Has AbbVie Started A Hep C Drug Pricing Revolution?

Source: Pharmaceutical Online

By Anna Rose Welch, Editorial & Community Director, Advancing RNA

hepatitis c

Right before the holidays, the FDA gave a nod to Viekira Pak, a new AbbVie drug cocktail credited with curing over 90 percent of those with genotype 1 hep C. Taken daily over the course of 12 weeks, Viekira Pak eliminates the need for the injectable, interferon. The regimen comprises three brand new drugs (paritaprevir, ombitasvir, and dasabuvir) taken with ritonavir, an older drug.

This is a big win for AbbVie, which ushered ombitasvir and dasabuvir through development in its own halls, making Viekira Pak the company’s first approved drug with a new active ingredient since the company’s blockbuster drug Humira was approved in 2002.

Overall, it was a considerable year for HCV treatments. 2014 saw the release of Johnson & Johnson’s Olysio+Sovaldi combo, as well as Gilead’s Harvoni, the company’s revamped version of Sovaldi combined with ledipasvir in a single pill. It was also the year of the “Great Pricing Wars.” At $84,000 for a 12-week regimen, it’s become hard to read Sovaldi without hearing “cha-ching”. Harvoni’s price is even higher than that, ringing in at $94,500 for the 12-week regimen.

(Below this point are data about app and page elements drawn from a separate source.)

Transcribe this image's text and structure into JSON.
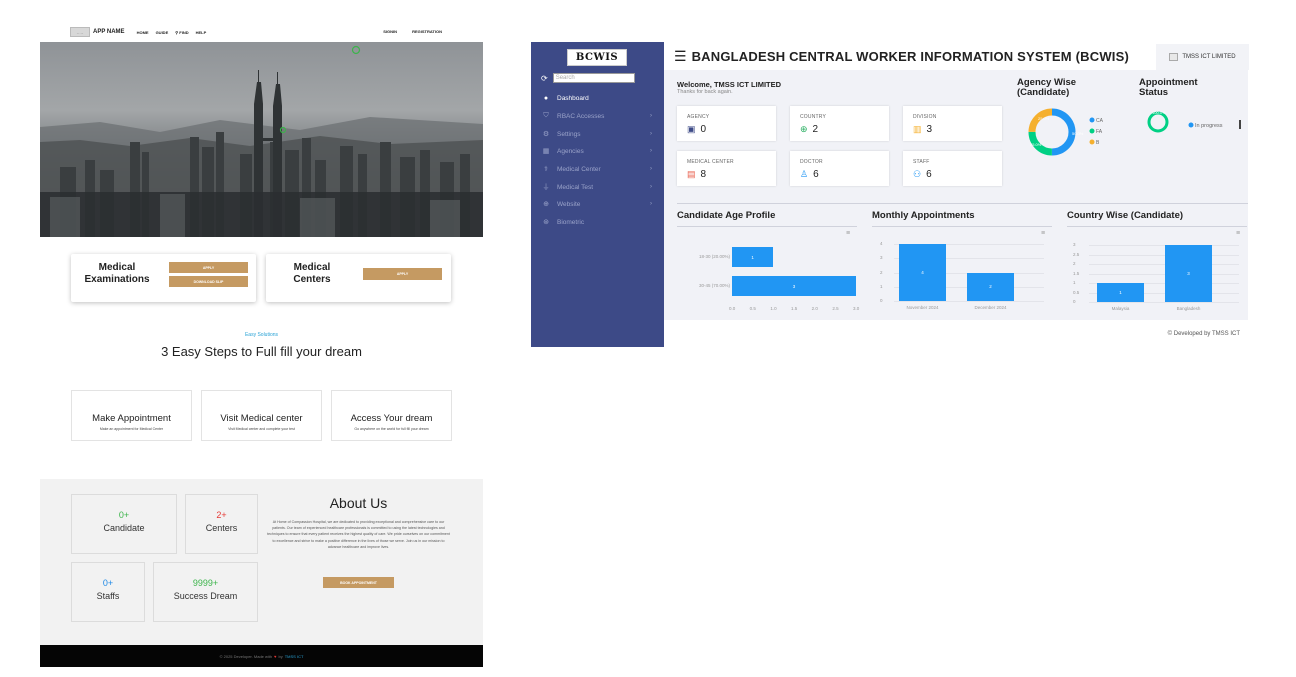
{
  "landing": {
    "nav": {
      "logo_alt": "-- --",
      "app_name": "APP NAME",
      "links": [
        "HOME",
        "GUIDE",
        "FIND",
        "HELP"
      ],
      "signin": "SIGNIN",
      "registration": "REGISTRATION"
    },
    "services": [
      {
        "title_line1": "Medical",
        "title_line2": "Examinations",
        "apply": "APPLY",
        "download": "DOWNLOAD SLIP"
      },
      {
        "title_line1": "Medical",
        "title_line2": "Centers",
        "apply": "APPLY"
      }
    ],
    "easy": {
      "subtitle": "Easy Solutions",
      "title": "3 Easy Steps to Full fill your dream",
      "steps": [
        {
          "title": "Make Appointment",
          "desc": "Make an appointment for Medical Center"
        },
        {
          "title": "Visit Medical center",
          "desc": "Visit Medical center and complete your test"
        },
        {
          "title": "Access Your dream",
          "desc": "Go anywhere on the world for full fill your dream"
        }
      ]
    },
    "stats": [
      {
        "value": "0+",
        "label": "Candidate",
        "color": "#3cb44b"
      },
      {
        "value": "2+",
        "label": "Centers",
        "color": "#e53935"
      },
      {
        "value": "0+",
        "label": "Staffs",
        "color": "#1e88e5"
      },
      {
        "value": "9999+",
        "label": "Success Dream",
        "color": "#3cb44b"
      }
    ],
    "about": {
      "title": "About Us",
      "text": "At Home of Compassion Hospital, we are dedicated to providing exceptional and comprehensive care to our patients. Our team of experienced healthcare professionals is committed to using the latest technologies and techniques to ensure that every patient receives the highest quality of care. We pride ourselves on our commitment to excellence and strive to make a positive difference in the lives of those we serve. Join us in our mission to advance healthcare and improve lives.",
      "button": "BOOK APPOINTMENT"
    },
    "footer": {
      "text": "© 2025 Developer. Made with",
      "by": "by",
      "brand": "TMSS ICT"
    }
  },
  "dashboard": {
    "logo": "BCWIS",
    "title": "BANGLADESH CENTRAL WORKER INFORMATION SYSTEM (BCWIS)",
    "user": "TMSS ICT LIMITED",
    "search_placeholder": "Search",
    "menu": [
      {
        "label": "Dashboard",
        "icon": "info-icon",
        "active": true
      },
      {
        "label": "RBAC Accesses",
        "icon": "shield-icon",
        "active": false
      },
      {
        "label": "Settings",
        "icon": "gear-icon",
        "active": false
      },
      {
        "label": "Agencies",
        "icon": "building-icon",
        "active": false
      },
      {
        "label": "Medical Center",
        "icon": "stethoscope-icon",
        "active": false
      },
      {
        "label": "Medical Test",
        "icon": "vial-icon",
        "active": false
      },
      {
        "label": "Website",
        "icon": "globe-icon",
        "active": false
      },
      {
        "label": "Biometric",
        "icon": "fingerprint-icon",
        "active": false
      }
    ],
    "welcome": "Welcome, TMSS ICT LIMITED",
    "welcome_sub": "Thanks for back again.",
    "kpis": [
      {
        "label": "AGENCY",
        "value": "0",
        "icon": "bus-icon",
        "color": "#3d4a87"
      },
      {
        "label": "COUNTRY",
        "value": "2",
        "icon": "globe-icon",
        "color": "#27ae60"
      },
      {
        "label": "DIVISION",
        "value": "3",
        "icon": "city-icon",
        "color": "#f5b02e"
      },
      {
        "label": "MEDICAL CENTER",
        "value": "8",
        "icon": "hospital-icon",
        "color": "#e85d4a"
      },
      {
        "label": "DOCTOR",
        "value": "6",
        "icon": "doctor-icon",
        "color": "#2196f3"
      },
      {
        "label": "STAFF",
        "value": "6",
        "icon": "users-icon",
        "color": "#2196f3"
      }
    ],
    "colors": {
      "accent": "#2196f3",
      "sidebar": "#3d4a87",
      "content_bg": "#f1f2f7"
    },
    "agency_wise": {
      "title_line1": "Agency Wise",
      "title_line2": "(Candidate)",
      "legend": [
        "CA",
        "FA",
        "B"
      ],
      "legend_colors": [
        "#2196f3",
        "#00d084",
        "#f5b02e"
      ],
      "slice_labels": [
        "50.0%",
        "25.0%",
        "25.0%"
      ]
    },
    "appointment_status": {
      "title_line1": "Appointment",
      "title_line2": "Status",
      "legend": "In progress",
      "slice_label": "100.0%"
    }
  },
  "chart_data": [
    {
      "type": "bar",
      "orientation": "horizontal",
      "title": "Candidate Age Profile",
      "categories": [
        "18-30 (20.00%)",
        "30-45 (70.00%)"
      ],
      "values": [
        1,
        3
      ],
      "xticks": [
        "0.0",
        "0.5",
        "1.0",
        "1.5",
        "2.0",
        "2.5",
        "3.0"
      ],
      "xlim": [
        0,
        3
      ]
    },
    {
      "type": "bar",
      "title": "Monthly Appointments",
      "categories": [
        "November 2024",
        "December 2024"
      ],
      "values": [
        4,
        2
      ],
      "yticks": [
        "0",
        "1",
        "2",
        "3",
        "4"
      ],
      "ylim": [
        0,
        4
      ]
    },
    {
      "type": "bar",
      "title": "Country Wise (Candidate)",
      "categories": [
        "Malaysia",
        "Bangladesh"
      ],
      "values": [
        1,
        3
      ],
      "yticks": [
        "0",
        "0.5",
        "1",
        "1.5",
        "2",
        "2.5",
        "3"
      ],
      "ylim": [
        0,
        3
      ]
    },
    {
      "type": "pie",
      "title": "Agency Wise (Candidate)",
      "categories": [
        "CA",
        "FA",
        "B"
      ],
      "values": [
        50,
        25,
        25
      ]
    },
    {
      "type": "pie",
      "title": "Appointment Status",
      "categories": [
        "In progress"
      ],
      "values": [
        100
      ]
    }
  ],
  "footer": "© Developed by TMSS ICT"
}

Then there’s J&J’s Olysio ($66K) + Sovaldi ($84K) 12-week combination that goes for a whopping $150,000, according to Bloomberg Businessweek.  

Unlike Gilead however, AbbVie doesn’t seem to be taking as much flak for Viekira Pak’s list price of $83,319 — just a stone’s throw shy of Sovaldi’s price tag. However, some recent headlines, such as Bloomberg’s “AbbVie Prices Hep C Drug 12% Below Gilead Rival [Harvoni],” make AbbVie look like a healthcare hero. And that headline doesn’t even draw attention to the most recent stop AbbVie pulled in order to win the favor of Express Scripts, which swiftly dropped Gilead’s treatments for genotype 1 patients almost immediately following Viekira Pak’s approval.

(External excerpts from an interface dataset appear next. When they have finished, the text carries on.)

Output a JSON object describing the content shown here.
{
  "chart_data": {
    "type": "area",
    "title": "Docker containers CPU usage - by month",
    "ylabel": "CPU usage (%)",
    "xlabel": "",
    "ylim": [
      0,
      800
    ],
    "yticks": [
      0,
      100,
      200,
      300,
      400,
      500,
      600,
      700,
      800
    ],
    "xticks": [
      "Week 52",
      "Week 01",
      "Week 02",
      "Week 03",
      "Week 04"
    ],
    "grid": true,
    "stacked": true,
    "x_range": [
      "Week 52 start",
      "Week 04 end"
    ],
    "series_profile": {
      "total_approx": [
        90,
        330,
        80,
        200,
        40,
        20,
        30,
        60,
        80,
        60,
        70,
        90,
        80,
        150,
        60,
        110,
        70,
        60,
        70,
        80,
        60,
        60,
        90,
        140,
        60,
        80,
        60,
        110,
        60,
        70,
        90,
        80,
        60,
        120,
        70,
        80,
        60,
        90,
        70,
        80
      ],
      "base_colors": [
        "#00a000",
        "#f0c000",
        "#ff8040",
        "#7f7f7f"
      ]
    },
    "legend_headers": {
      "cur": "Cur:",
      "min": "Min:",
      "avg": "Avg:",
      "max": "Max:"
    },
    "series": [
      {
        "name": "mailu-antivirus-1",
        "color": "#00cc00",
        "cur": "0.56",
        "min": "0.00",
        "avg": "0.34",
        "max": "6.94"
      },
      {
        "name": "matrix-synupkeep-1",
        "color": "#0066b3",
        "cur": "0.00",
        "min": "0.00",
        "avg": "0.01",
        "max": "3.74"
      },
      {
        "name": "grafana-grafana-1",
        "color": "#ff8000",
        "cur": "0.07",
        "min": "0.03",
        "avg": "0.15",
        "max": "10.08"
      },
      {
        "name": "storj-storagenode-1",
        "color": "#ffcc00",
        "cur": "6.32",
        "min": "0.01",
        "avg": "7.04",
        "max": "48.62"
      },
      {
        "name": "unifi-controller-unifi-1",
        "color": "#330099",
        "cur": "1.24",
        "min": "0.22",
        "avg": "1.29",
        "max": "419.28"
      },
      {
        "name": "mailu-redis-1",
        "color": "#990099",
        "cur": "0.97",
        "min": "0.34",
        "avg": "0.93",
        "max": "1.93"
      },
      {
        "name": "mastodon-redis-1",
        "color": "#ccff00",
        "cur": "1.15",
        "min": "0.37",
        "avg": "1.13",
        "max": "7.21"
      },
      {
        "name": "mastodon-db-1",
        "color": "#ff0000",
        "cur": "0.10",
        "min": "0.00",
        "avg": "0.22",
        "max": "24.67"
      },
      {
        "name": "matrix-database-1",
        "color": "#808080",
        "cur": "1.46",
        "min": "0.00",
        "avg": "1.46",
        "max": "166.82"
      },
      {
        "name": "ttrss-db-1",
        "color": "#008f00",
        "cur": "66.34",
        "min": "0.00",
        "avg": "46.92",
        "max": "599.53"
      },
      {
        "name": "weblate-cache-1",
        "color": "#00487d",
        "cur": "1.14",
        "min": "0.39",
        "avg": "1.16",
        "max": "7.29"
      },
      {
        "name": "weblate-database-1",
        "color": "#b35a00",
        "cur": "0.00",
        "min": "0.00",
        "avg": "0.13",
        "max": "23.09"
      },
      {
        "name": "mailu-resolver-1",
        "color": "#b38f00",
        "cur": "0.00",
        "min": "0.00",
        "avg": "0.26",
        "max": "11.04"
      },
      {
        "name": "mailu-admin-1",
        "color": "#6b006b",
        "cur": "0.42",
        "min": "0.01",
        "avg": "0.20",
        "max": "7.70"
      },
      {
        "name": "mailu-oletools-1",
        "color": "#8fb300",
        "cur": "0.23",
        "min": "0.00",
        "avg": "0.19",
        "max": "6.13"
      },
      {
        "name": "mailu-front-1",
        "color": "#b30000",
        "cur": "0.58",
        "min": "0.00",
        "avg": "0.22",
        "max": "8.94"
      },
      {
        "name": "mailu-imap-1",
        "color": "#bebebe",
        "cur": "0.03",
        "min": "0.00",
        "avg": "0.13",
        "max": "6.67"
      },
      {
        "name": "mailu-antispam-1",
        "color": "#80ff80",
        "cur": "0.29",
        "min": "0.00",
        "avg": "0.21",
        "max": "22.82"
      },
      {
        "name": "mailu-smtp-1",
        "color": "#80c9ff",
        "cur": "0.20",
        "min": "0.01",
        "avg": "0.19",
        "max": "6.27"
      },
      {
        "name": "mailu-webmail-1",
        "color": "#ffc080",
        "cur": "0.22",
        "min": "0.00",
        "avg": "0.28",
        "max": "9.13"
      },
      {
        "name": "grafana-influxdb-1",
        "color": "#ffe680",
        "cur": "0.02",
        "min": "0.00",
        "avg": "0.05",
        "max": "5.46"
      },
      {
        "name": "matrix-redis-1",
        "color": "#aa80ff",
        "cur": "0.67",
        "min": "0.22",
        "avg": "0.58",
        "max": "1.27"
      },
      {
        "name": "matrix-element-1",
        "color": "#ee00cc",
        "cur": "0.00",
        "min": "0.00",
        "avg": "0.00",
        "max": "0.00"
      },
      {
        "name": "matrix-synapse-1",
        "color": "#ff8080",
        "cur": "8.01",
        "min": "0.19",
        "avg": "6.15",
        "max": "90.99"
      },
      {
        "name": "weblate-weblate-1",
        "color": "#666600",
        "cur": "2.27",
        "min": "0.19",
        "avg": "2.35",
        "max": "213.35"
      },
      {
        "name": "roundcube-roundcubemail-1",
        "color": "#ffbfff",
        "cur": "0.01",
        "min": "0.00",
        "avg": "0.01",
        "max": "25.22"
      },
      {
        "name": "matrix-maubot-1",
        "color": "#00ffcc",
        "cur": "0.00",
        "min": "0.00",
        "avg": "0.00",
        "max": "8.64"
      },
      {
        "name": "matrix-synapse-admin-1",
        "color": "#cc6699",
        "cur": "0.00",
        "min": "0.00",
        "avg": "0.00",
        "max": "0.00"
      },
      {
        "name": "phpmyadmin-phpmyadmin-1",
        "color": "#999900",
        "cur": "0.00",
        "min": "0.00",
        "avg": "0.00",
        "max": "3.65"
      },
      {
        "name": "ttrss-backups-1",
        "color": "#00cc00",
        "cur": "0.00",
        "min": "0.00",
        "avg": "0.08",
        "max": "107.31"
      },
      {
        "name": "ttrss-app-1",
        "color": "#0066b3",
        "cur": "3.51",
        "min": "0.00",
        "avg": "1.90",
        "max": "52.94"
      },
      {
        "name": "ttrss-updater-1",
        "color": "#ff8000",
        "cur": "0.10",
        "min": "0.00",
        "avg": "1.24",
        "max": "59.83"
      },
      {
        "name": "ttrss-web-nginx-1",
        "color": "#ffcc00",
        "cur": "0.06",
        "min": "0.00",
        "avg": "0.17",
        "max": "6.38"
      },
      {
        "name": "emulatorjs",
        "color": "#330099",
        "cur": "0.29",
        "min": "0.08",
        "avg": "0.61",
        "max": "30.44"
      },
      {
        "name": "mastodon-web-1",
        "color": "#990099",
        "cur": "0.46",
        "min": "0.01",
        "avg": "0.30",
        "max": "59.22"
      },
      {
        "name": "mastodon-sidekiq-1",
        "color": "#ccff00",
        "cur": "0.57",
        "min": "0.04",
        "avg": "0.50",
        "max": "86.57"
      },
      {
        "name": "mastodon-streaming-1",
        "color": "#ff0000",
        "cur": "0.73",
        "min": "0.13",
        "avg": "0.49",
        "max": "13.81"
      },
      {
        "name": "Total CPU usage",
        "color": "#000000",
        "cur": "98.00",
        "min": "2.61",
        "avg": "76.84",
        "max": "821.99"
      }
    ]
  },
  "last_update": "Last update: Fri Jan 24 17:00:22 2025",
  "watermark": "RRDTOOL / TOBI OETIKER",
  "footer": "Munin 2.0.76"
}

According to Reuters, in an “unprecedented” move, AbbVie agreed to significantly lower prices for the combo to have it included on Express Scripts’ National Preferred Formulary list. Though AbbVie hasn’t released a specific figure, Express Scripts says the price range is close to that of Sovaldi in Western Europe: $52,000 (France) to $66,000 (Germany).

Now, Gilead has its own pharmacy deal, recently winning the hand of CVS Health Corp, which has agreed to provide hep C patients with Sovaldi and Harvoni instead of Viekira Pak. However, there’s no word yet if Gilead lowered the price of the drug to attain this deal.

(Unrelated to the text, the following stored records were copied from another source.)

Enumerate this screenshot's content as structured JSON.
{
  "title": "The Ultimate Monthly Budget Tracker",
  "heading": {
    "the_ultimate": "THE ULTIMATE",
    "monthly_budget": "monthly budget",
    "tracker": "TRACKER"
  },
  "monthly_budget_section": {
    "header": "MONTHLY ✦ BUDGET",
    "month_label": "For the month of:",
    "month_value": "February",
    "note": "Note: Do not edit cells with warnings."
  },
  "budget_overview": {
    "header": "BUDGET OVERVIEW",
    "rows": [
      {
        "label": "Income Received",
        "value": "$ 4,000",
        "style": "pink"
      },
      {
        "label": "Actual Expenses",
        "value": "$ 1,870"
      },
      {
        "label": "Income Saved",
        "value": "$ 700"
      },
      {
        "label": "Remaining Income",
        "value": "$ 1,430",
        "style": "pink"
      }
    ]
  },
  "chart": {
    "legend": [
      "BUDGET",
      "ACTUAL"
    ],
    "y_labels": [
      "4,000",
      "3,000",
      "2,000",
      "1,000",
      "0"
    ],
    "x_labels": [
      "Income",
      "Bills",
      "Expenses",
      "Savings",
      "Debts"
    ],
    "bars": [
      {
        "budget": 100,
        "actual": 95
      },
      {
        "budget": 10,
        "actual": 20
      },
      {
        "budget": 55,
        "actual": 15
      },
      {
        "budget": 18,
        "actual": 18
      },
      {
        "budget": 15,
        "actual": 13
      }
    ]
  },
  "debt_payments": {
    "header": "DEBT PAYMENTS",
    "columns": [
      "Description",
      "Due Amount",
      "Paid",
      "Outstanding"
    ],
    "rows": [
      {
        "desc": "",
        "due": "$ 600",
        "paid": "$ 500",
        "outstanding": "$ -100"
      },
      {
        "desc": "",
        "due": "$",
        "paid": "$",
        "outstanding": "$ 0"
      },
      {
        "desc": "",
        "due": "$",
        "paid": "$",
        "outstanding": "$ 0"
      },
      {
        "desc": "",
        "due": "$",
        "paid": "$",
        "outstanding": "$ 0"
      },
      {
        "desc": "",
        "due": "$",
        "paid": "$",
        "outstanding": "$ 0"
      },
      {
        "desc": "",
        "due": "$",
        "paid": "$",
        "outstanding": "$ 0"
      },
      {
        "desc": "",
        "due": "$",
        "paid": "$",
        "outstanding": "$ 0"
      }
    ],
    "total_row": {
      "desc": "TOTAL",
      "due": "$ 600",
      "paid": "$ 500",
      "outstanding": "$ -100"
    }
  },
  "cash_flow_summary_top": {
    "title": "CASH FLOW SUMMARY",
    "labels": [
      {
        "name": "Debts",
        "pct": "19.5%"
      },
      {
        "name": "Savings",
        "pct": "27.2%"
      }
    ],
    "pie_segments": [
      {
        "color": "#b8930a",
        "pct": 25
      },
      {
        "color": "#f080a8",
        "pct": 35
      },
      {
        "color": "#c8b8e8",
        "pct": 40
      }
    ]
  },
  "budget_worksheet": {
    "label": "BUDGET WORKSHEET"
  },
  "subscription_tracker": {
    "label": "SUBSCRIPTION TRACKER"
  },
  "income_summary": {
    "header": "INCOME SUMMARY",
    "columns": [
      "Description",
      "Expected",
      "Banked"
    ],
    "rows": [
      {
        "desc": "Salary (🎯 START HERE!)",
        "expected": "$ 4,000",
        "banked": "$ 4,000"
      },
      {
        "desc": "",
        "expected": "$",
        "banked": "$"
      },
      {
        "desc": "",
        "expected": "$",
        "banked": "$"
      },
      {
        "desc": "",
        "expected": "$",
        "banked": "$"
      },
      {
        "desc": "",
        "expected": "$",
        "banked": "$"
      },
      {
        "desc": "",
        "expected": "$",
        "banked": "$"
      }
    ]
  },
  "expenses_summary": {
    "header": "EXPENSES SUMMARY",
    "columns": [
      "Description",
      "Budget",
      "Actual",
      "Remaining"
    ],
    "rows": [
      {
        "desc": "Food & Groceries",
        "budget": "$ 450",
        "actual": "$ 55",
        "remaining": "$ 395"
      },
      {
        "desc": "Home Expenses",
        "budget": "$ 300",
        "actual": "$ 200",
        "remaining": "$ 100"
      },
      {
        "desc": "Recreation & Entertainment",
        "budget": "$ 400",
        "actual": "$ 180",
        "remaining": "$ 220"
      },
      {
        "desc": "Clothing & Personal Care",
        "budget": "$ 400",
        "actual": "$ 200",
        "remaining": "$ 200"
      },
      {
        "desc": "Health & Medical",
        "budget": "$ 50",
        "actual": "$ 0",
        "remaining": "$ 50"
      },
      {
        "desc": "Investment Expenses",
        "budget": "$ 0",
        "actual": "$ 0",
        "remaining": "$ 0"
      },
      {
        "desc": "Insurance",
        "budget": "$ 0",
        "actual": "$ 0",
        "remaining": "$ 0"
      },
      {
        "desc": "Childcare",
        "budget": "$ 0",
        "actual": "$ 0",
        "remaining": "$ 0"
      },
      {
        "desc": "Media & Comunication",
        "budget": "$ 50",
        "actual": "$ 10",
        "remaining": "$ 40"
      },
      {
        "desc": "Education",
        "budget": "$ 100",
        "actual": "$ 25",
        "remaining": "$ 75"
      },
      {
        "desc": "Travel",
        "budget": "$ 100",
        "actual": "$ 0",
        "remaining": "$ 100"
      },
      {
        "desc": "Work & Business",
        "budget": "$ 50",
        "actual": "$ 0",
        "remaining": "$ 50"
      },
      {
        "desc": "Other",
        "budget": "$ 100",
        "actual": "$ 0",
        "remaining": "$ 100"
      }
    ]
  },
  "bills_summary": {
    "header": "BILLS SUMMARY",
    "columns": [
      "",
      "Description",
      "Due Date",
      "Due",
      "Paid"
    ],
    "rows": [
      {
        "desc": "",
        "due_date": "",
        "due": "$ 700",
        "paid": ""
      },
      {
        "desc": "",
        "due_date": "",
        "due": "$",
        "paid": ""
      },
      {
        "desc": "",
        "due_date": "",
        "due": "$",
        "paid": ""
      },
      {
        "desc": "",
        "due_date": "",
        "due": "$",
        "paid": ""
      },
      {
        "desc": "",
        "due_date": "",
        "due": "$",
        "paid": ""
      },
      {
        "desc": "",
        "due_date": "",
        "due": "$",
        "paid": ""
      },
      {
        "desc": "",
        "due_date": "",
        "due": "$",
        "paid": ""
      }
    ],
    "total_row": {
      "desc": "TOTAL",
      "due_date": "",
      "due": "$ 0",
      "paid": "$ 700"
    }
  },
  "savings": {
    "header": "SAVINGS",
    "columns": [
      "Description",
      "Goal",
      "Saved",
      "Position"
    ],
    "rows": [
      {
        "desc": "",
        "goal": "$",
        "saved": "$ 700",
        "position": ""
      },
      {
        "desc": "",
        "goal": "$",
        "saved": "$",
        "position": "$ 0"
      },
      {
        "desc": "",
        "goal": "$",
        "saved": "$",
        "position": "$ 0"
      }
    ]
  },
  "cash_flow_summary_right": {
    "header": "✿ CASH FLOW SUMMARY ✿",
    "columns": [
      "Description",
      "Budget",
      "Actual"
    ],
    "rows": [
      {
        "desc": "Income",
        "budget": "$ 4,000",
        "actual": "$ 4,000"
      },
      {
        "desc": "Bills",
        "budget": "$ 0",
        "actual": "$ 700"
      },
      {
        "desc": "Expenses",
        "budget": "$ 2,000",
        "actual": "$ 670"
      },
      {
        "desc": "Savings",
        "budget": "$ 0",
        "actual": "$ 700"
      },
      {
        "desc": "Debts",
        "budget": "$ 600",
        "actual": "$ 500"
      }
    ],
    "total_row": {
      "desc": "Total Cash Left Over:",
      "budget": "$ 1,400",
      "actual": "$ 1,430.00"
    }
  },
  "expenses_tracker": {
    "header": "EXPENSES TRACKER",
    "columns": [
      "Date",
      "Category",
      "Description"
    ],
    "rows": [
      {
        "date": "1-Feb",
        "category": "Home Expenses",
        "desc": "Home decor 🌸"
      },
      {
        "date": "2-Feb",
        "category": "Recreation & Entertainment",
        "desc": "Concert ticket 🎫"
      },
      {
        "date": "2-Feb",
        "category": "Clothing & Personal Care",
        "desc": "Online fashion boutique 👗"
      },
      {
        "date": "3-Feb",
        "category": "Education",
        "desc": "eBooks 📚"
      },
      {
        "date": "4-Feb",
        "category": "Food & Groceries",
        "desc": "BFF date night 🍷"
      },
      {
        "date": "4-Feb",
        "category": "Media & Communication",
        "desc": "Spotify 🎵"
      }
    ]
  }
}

Until now, Gilead has maintained the drug’s health benefits are worth the high cost (better in the long run than liver transplants). And the company has been richly rewarded, raking in quarterly revenue of $8.5 billion from Sovaldi the first three quarters of 2014, The Wall Street Journal reports. Express Scripts will now only offer Sovaldi treatments for patients with other disease genotypes and those who are ineligible for AbbVie’s drug. 

But I’m increasingly curious about what is to come now for Gilead’s hep C regimens following Viekira Pak’s emergence in the market. I expect AbbVie’s latest move with Express Scripts will be the start of an intense drug pricing revolution in the months ahead (cue the recent Motley Fool title, “AbbVie Throws First Punch In Hep C Price War With Gilead”).

Not to mention there are other players emerging in the space that could become competitors. Merck snapped up Idenix mid-2014, effectively bolstering its hep C pipeline with 3 drugs in clinical trials — two of which are in the same class as Sovaldi and could become prime competitors. Similarly, smaller biotech firm Achillion Pharmaceuticals recently announced it too, is seeing some early, but promising results from its own NS5A inhibitor.

In the face of greater competition, will Gilead stick it out and maintain a strong business model based on the notion that price tag and clinical benefit go hand-in-hand, or will it be necessary to bow to pricing pressures to ensure that patients are able to take advantage of Sovaldi’s benefits?